DISKUSI Telah dirawat seoran pasien wanita umur 68 tahun dengan diagnosis hemiparesis dekstra, kejang parsial dengan status epileptikus. Diagnosis ditegakkan berdasarkan anamnesis, pemeriksaan fisik dan pemeriksaan penunjang.

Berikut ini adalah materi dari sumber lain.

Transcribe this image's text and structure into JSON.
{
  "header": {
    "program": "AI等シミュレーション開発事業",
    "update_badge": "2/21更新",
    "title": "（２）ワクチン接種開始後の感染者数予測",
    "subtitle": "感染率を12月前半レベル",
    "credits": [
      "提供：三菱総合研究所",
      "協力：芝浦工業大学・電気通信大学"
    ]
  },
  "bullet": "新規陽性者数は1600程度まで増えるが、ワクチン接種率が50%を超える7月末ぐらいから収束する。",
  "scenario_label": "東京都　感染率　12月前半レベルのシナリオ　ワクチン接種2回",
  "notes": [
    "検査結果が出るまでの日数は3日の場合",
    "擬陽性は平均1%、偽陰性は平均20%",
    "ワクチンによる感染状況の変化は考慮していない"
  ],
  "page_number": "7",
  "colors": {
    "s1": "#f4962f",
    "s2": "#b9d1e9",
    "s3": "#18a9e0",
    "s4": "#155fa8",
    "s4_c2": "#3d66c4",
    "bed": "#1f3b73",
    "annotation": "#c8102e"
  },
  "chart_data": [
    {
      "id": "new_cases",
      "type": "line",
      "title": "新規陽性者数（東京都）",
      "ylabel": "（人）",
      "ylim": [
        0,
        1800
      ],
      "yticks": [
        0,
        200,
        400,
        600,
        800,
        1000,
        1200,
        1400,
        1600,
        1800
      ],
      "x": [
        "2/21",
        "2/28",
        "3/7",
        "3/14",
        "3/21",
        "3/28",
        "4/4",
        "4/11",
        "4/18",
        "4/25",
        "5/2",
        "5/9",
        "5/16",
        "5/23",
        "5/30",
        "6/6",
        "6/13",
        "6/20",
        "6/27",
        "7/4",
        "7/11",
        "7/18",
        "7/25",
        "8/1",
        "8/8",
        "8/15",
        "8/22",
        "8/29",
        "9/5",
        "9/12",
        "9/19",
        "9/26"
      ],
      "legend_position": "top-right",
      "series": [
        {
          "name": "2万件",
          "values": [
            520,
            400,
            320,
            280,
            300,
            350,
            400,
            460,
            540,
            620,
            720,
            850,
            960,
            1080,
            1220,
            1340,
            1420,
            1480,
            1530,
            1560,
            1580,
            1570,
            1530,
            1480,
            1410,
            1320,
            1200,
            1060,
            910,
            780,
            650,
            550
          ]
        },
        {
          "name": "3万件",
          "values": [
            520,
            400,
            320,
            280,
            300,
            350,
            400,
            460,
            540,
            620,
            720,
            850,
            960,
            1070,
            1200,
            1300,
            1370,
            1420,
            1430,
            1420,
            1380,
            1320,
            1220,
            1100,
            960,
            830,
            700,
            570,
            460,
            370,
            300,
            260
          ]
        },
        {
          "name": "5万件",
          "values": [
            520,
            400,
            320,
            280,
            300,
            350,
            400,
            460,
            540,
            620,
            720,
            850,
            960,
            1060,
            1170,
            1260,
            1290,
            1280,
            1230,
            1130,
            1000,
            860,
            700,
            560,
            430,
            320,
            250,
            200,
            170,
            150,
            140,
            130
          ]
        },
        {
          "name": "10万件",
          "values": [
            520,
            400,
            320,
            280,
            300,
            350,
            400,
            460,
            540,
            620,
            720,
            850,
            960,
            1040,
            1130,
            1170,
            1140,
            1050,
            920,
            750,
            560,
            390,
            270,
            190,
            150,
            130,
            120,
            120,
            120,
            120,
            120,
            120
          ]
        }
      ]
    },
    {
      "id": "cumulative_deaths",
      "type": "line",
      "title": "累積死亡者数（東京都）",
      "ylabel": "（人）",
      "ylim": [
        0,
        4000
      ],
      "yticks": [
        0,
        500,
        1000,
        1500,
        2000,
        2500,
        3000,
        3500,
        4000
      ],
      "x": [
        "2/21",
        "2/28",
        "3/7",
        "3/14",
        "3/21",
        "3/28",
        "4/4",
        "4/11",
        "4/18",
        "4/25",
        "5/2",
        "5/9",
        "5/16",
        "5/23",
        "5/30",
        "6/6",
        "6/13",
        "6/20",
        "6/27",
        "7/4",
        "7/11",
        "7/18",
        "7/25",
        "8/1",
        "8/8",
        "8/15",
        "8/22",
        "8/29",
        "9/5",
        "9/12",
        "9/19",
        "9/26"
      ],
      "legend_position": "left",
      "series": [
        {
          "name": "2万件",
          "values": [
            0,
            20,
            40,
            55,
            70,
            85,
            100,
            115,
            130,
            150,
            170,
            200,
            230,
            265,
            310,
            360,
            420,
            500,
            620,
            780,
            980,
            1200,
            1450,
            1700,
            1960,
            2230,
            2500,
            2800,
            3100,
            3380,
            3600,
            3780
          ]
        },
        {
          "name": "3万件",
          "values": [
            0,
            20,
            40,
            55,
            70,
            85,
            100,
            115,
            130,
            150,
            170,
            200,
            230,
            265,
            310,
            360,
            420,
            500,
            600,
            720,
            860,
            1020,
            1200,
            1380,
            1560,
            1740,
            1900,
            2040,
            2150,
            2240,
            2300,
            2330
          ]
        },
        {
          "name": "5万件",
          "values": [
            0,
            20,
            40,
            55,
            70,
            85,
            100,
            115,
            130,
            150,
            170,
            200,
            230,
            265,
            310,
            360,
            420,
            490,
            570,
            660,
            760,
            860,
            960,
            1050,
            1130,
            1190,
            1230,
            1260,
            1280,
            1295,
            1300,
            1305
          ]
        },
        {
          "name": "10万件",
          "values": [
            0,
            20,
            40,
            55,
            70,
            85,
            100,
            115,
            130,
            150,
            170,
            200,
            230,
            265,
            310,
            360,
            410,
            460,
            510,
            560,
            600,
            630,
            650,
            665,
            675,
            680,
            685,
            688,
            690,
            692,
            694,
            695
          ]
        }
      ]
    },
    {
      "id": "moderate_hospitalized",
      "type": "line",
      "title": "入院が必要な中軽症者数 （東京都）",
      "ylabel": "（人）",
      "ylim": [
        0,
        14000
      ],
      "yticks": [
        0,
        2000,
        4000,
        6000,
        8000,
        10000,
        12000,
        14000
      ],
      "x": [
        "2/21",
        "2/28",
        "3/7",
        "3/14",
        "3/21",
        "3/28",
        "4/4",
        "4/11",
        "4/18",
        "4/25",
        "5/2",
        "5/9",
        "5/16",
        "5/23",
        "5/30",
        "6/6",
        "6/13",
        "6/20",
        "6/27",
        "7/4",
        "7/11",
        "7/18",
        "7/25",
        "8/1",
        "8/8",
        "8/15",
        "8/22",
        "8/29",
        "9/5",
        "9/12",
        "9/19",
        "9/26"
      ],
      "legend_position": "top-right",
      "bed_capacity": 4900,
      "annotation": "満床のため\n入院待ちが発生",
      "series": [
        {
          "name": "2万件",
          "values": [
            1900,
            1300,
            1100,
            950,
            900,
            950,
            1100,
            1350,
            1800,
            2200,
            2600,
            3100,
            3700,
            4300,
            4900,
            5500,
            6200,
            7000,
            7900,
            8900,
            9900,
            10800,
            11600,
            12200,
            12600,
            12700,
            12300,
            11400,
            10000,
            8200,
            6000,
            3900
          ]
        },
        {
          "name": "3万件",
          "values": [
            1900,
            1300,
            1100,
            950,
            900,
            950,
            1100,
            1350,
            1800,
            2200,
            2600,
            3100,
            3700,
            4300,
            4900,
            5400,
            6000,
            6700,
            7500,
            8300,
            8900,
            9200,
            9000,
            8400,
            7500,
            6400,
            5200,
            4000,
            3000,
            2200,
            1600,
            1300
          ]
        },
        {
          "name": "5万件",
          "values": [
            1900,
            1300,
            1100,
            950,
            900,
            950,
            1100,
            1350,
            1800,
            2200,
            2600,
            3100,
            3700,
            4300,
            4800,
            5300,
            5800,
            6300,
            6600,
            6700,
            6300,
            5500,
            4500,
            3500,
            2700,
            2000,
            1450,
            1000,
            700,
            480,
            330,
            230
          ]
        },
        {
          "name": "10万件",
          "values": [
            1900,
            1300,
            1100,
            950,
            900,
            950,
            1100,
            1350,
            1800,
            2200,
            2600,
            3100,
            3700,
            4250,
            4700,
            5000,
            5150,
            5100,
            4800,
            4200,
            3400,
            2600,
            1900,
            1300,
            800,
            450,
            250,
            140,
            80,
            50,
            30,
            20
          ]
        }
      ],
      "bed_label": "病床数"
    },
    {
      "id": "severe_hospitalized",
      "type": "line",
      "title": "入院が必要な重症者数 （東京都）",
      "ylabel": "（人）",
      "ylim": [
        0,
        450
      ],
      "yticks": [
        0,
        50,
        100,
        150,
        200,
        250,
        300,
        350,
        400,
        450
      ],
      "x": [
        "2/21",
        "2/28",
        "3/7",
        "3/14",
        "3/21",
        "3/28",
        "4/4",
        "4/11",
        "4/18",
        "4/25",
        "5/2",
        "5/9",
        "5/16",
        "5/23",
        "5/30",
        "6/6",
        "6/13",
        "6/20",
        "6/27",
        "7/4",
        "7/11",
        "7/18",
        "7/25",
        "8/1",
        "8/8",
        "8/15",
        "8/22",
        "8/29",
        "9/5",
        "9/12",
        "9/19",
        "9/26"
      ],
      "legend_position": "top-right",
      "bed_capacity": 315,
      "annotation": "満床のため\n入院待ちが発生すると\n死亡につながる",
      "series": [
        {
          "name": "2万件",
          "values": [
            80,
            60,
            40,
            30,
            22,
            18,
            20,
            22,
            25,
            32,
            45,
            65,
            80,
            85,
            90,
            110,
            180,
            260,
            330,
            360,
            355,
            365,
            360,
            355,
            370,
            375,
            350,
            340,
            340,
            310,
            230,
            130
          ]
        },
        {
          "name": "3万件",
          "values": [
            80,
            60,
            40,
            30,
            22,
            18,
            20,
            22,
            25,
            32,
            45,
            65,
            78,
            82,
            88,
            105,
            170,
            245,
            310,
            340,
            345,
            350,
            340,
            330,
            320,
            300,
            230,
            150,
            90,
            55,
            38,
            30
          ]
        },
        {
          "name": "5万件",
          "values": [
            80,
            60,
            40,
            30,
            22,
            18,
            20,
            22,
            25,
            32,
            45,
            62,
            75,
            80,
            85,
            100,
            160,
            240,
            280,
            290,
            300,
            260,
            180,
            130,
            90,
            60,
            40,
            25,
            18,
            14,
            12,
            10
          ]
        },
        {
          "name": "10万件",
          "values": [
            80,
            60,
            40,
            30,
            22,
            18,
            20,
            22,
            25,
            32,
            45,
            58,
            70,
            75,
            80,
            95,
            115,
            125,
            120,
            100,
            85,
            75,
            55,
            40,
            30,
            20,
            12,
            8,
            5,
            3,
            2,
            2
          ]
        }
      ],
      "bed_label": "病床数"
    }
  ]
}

Dari anamnesis diketahui terdapat kejang berulang sejak 2 hari sebelum masuk rumah sakit, terjadi tiba-tiba ketika bangun dari tidur, kejang pada anggota tubuh sebelah kanan selama +1/2 jam, kejang berupa kaku pada lengan dan tungkai kanan, dengan posisi lengan dan tungkai menekuk dan kelojotan, mata melirik ke kanan atas, mulut dan wajah mencong ke kanan. Mulut berbuih (-). Bila dipanggil atau diajak bicara pasien tidak menyahut. Setelah kejang berhenti pasien terlihat bingung. Pasien juga terlihat lebih aktif menggunakan lengan kiri daripada kanan. Tidak terlihat mulut mencong dan pasien tidak tersedak bila minum air. Setengah jam kemudian lengan dan tungkai kanan pasien mulai menyentak-nyentak 1-2x setiap 10-30 detik. Saat itu pasien tetap sadar dan bisa minum dengan dibantu. Pasien tidak bisa tidur karena kejang berlangsung terus. Mulut mencong(-). Kejang seperti ini berlangsung sampai dibawa ke rumah sakit. Dari anamnesis ini dapat dinilai bahwa telah terjadi bangkitan kejang parsial yang terjadi akibat adanya muatan listrik di
bagian otak tertentu dan muatan ini tetap terbatas di daerah tersebut. Kejang ini juga telah terjadi selama lebih dari 30 menit yaitu selama 2 hari, maka pasien dalam keadaan status epileptikus. Pada pemeriksaan fisik ditemukan kesadaran somnolen GCS 13 ( E4M5V4) TD 150/90

mmHg ,Frekuensi nadi 102 x/menit, reguler ,Frekuensi pernapasan 24 x / menit, TRM (-) ,Gejala peningkatan TIK (-), N. Cranialis :pupil isokor 3mm/3mm, RC +/+, reflek kornea, wajah simetris, arkus faring simetris, uvula ditengah, reflek muntah (+). Motorik : dengan tes jatuh anggota gerak kanan lebih dahulu jatuh, eutonus, eutrofi. Refleks fisiologis biseps ++/++, trisep ++/++, APR ++/++ KPR ++/++ klonus -/-. Tidak didapatkan refleks patologis. Sensorik dengan respon nyeri (+). Otonom: BAB dan BAK terkontrol. Dari pemeriksaan ini didapatkan hipertensi pada pasien serta hemiparese dekstra. Dari pemeriksaan penunjang, didapatkan kadar gula darah dan elektrolit normal. Tidak terdapat kelainan pada jantung. Sehingga etiologi dari kejang pada pasien ini masih diperkirakan dari kelainan vaskuler (pada pasien dengan umur diatas 50 tahun, 50% etiologi epilepsi yaitu kelainan vaskuler) .

Penatalaksanaan yang dilakukan pada pasien ini yaitu Umum: elevasi kepala 30, O2 3 l/, IVFD NaCl 0,9% 12 jam / kolf, serta khusus: bolus diazepam 10 mg ,Fenitoin tab 3x100 mg, Citicolin 2 x 500 mg.